When you’ve known someone for ages when you read something they’ve written, you read it in their voice. As I could further through the letter, my breath started to catch more and more.

After what we’d had before I would have been happy to see her dead, but after the weekend this hurt like a rusted razor in my throat.

It was a suicide letter, she’d given in.

My legs seemed to get all wobbly beneath me, and I sunk to the ground and leaned against the wall.

If it had just been a simple letter saying goodbye it would have made this a bit easier, but there was 2 pages all up, full of apologies and thankyous. Breathing in was getting harder, the razor blades were getting sharper. I didn’t want jumpnow to see me cry, I was far too old to cry over some girl. Instead I breathed in hard and blinked back the tears. We sat on the lounges and spoke for about 10 minutes before he said he had to go.

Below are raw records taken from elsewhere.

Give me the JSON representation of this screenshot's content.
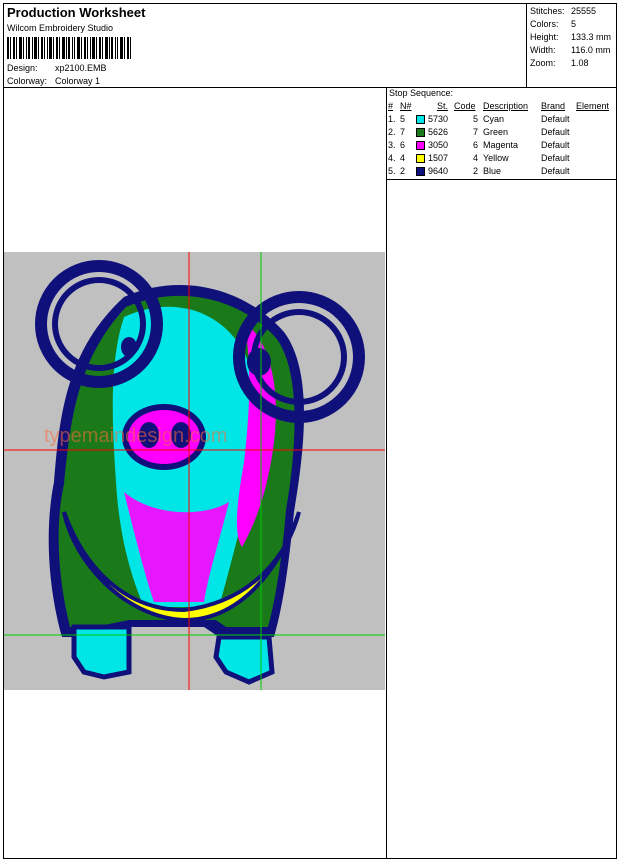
{
  "header": {
    "title": "Production Worksheet",
    "software": "Wilcom  Embroidery Studio",
    "design_label": "Design:",
    "design_value": "xp2100.EMB",
    "colorway_label": "Colorway:",
    "colorway_value": "Colorway 1"
  },
  "stats": {
    "stitches_label": "Stitches:",
    "stitches_value": "25555",
    "colors_label": "Colors:",
    "colors_value": "5",
    "height_label": "Height:",
    "height_value": "133.3 mm",
    "width_label": "Width:",
    "width_value": "116.0 mm",
    "zoom_label": "Zoom:",
    "zoom_value": "1.08"
  },
  "stop_sequence": {
    "title": "Stop Sequence:",
    "headers": {
      "stop": "#",
      "needle": "N#",
      "st": "St.",
      "code": "Code",
      "description": "Description",
      "brand": "Brand",
      "element": "Element"
    },
    "rows": [
      {
        "stop": "1.",
        "needle": "5",
        "color": "#00e5e5",
        "st": "5730",
        "code": "5",
        "description": "Cyan",
        "brand": "Default"
      },
      {
        "stop": "2.",
        "needle": "7",
        "color": "#1a7a1a",
        "st": "5626",
        "code": "7",
        "description": "Green",
        "brand": "Default"
      },
      {
        "stop": "3.",
        "needle": "6",
        "color": "#ff00ff",
        "st": "3050",
        "code": "6",
        "description": "Magenta",
        "brand": "Default"
      },
      {
        "stop": "4.",
        "needle": "4",
        "color": "#ffff00",
        "st": "1507",
        "code": "4",
        "description": "Yellow",
        "brand": "Default"
      },
      {
        "stop": "5.",
        "needle": "2",
        "color": "#10107a",
        "st": "9640",
        "code": "2",
        "description": "Blue",
        "brand": "Default"
      }
    ]
  },
  "preview": {
    "background_color": "#c0c0c0",
    "watermark": "typemaindesign.com",
    "marker_1": "1",
    "marker_2": "2"
  }
}
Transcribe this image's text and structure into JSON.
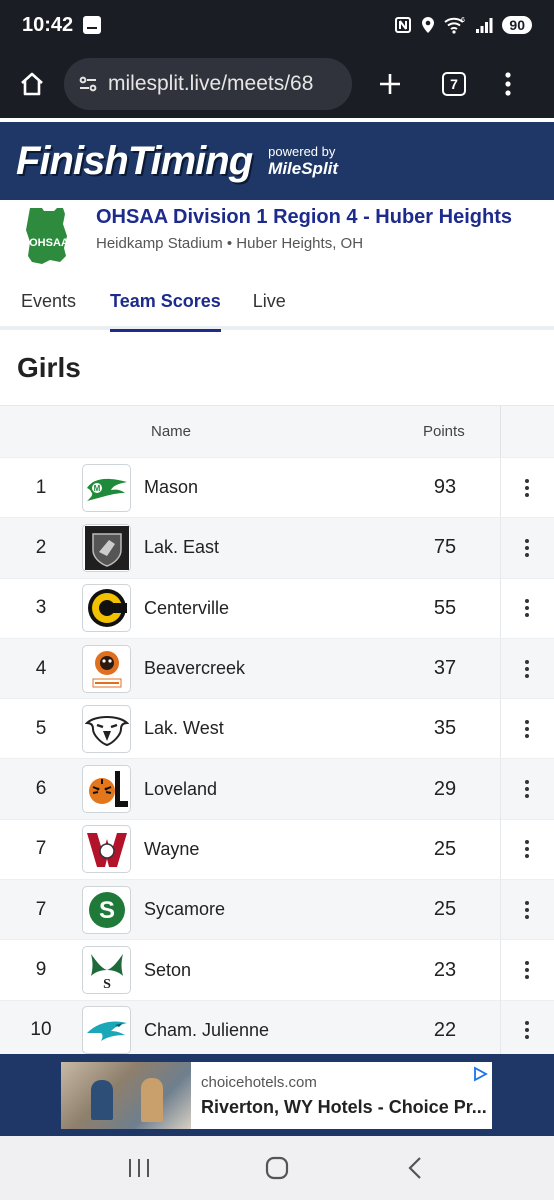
{
  "status_bar": {
    "time": "10:42",
    "battery": "90",
    "signal_label": "6"
  },
  "browser": {
    "url": "milesplit.live/meets/68",
    "tab_count": "7"
  },
  "banner": {
    "logo_text": "FinishTiming",
    "powered_label": "powered by",
    "powered_brand": "MileSplit"
  },
  "meet": {
    "logo_text": "OHSAA",
    "title": "OHSAA Division 1 Region 4 - Huber Heights",
    "venue": "Heidkamp Stadium • Huber Heights, OH"
  },
  "tabs": [
    {
      "label": "Events",
      "active": false
    },
    {
      "label": "Team Scores",
      "active": true
    },
    {
      "label": "Live",
      "active": false
    }
  ],
  "section_title": "Girls",
  "table": {
    "headers": {
      "name": "Name",
      "points": "Points"
    },
    "rows": [
      {
        "place": "1",
        "name": "Mason",
        "points": "93",
        "logo_icon": "mason-comets-logo",
        "logo_color": "#1f8a3a"
      },
      {
        "place": "2",
        "name": "Lak. East",
        "points": "75",
        "logo_icon": "hawks-shield-logo",
        "logo_color": "#333333"
      },
      {
        "place": "3",
        "name": "Centerville",
        "points": "55",
        "logo_icon": "elks-c-logo",
        "logo_color": "#f2c200"
      },
      {
        "place": "4",
        "name": "Beavercreek",
        "points": "37",
        "logo_icon": "beaver-logo",
        "logo_color": "#e07020"
      },
      {
        "place": "5",
        "name": "Lak. West",
        "points": "35",
        "logo_icon": "eagle-head-logo",
        "logo_color": "#222222"
      },
      {
        "place": "6",
        "name": "Loveland",
        "points": "29",
        "logo_icon": "tiger-l-logo",
        "logo_color": "#e4761c"
      },
      {
        "place": "7",
        "name": "Wayne",
        "points": "25",
        "logo_icon": "wayne-w-logo",
        "logo_color": "#b3122b"
      },
      {
        "place": "7",
        "name": "Sycamore",
        "points": "25",
        "logo_icon": "sycamore-s-logo",
        "logo_color": "#1f7a3a"
      },
      {
        "place": "9",
        "name": "Seton",
        "points": "23",
        "logo_icon": "seton-wings-logo",
        "logo_color": "#1f6a3a"
      },
      {
        "place": "10",
        "name": "Cham. Julienne",
        "points": "22",
        "logo_icon": "eagle-wing-logo",
        "logo_color": "#1aa7b8"
      }
    ]
  },
  "ad": {
    "domain": "choicehotels.com",
    "headline": "Riverton, WY Hotels - Choice Pr..."
  },
  "colors": {
    "accent": "#1d2b8c",
    "banner_bg": "#1e3766",
    "system_bar_bg": "#1b1d24"
  }
}
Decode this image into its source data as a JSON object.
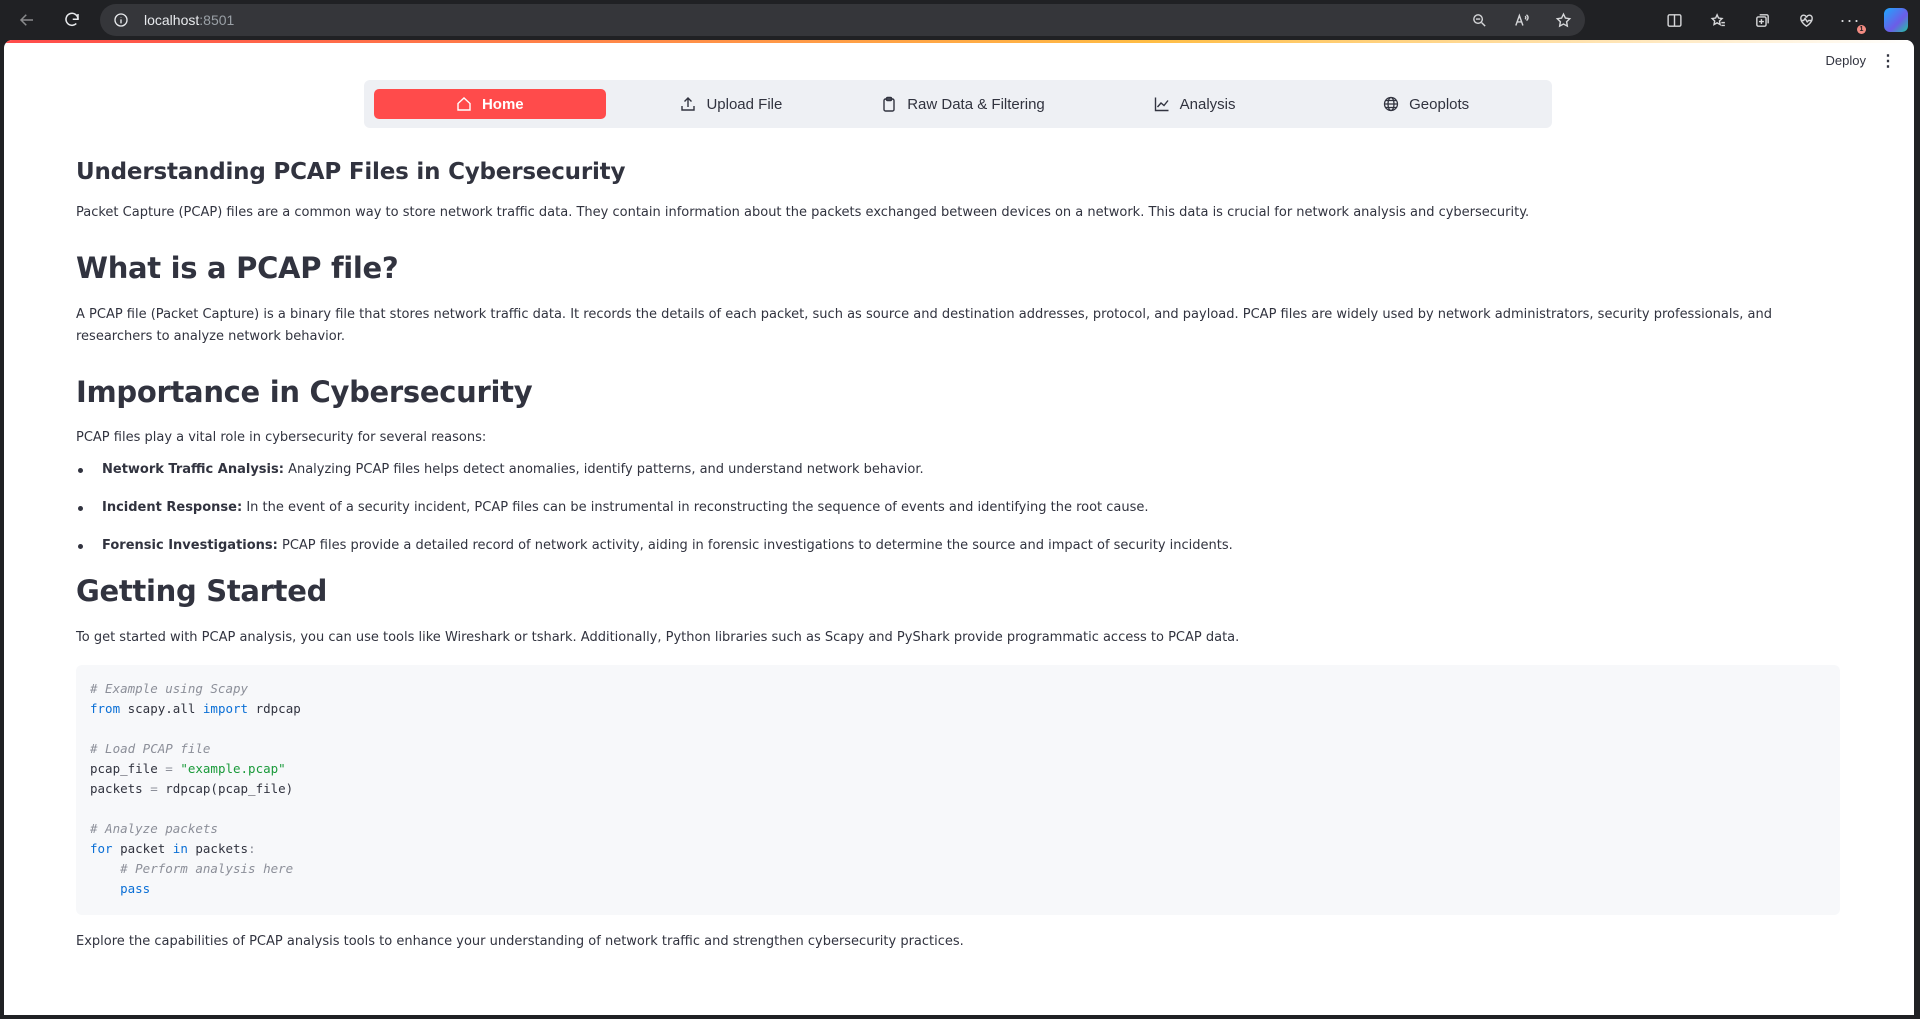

He didn’t say much after goodbye, but just before he went out the door he turned around.

“it’s okay to cry you know”

“bye Shaun”

And he was gone, simple as that.

Then I could let the tears come, I hadn’t cried for so long it was almost painful now.

Upstairs I slammed the door in anger, even though there was nobody home to pay any attention to how I was feeling. The tears were coming thick and fast now, from anger and regrets, from the embarrassment of crying like this.

After a few minutes the tears slowed, but I felt so numb inside. Curled up in bed I re-read the letter, again and again until the words on the page turned to scribble and I couldn’t make sense of them any more.

My head was aching, and when I saw myself in the mirror i looked lime disaster. My hair had dried in clumps and my face was all red and splotchy. Ew. I was almost 18, and at the moment I was embarrassed for myself. I put on the random cd ash had made me when we were first together, it was all angry and dark. Perfect, distracting.